‘Flexibility’ must be rigidly defined

Series Title
Series Details 09/01/97, Volume 3, Number 01
Publication Date 09/01/1997
Content Type

Date: 09/01/1997

A FAVOURITE ploy used by politicians anxious to declare their broad support for an idea which they do not really like but feel they cannot reject outright is to warn that 'the devil is in the detail'.

It is a much-loved cliché which is likely to be heard with increasing frequency as the Intergovernmental Conference on EU reform approaches its climax and negotiators get down to the hard bargaining involved in turning broad-brush proposals into specific treaty articles.

This is likely to be the case even in those relatively uncontroversial areas where a broad consensus has already been reached.

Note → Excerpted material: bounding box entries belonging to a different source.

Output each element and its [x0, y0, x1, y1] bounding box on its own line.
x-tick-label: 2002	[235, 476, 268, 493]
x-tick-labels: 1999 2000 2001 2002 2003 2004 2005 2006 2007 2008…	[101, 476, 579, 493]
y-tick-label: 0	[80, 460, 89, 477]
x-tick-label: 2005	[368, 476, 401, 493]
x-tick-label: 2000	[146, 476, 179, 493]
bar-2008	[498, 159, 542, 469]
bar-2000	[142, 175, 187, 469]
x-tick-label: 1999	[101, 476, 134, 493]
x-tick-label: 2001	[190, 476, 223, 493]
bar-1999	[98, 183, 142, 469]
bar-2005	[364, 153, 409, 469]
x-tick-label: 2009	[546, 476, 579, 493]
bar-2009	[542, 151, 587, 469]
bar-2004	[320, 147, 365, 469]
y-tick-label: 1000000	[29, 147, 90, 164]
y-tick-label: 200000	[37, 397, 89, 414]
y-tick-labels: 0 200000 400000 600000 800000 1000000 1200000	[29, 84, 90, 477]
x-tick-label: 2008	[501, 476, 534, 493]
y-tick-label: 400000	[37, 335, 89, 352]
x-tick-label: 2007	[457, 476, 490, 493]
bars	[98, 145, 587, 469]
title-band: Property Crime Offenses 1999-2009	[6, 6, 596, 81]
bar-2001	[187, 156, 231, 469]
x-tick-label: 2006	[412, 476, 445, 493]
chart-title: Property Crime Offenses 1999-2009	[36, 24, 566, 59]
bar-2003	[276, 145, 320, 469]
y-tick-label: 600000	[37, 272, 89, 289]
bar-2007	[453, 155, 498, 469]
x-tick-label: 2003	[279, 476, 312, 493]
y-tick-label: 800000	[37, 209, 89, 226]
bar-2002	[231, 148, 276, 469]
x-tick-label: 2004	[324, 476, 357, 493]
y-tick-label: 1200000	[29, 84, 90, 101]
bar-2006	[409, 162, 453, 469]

But it will be especially prevalent in discussions on the most sensitive issues facing the IGC, as has already been demonstrated by this week's exchanges on the concept of 'flexibility' seen as crucial to ensure that those who wish to move further and faster down the road towards closer European integration are not held up by those who want to take only a few cautious steps (or none at all).

For flexibility is a word which means different things to different people, depending on their point of view.

That was made abundantly clear this week, with British Premier John Major voicing support for the idea as a way of preventing the UK from being forced to accept what its government regards as unpalatable advances in the drive towards a closer union, while the Commission warned that it must not lead to the creation of a Europe à la carte in which member states are free to pick and choose which policies they like and ignore those which they do not.

The debate is reminiscent of that which surrounded the word 'subsidiarity' during the 1991 Maastricht Treaty negotiations.

Subsidiarity was taken to mean action taken at the best possible level by the pro-Europeans and at the lowest possible level by the Eurosceptics a crucial difference of interpretation which was not resolved at the time of the Maastricht negotiations and has thus been a source of repeated conflicts ever since over how it should be applied on a case-by-case basis.

The UK has often used it to argue that there is no need for EU legislation in a particular field at all, while others have cited it as the primary justification for Union-wide action in precisely the same area. EU leaders should beware of making the same mistake again.

Agreeing on a common and clear definition of what flexibility really means will not be easy, but it is essential given the warnings of those who fear that too much or indeed too little of it could eventually tear the Union apart.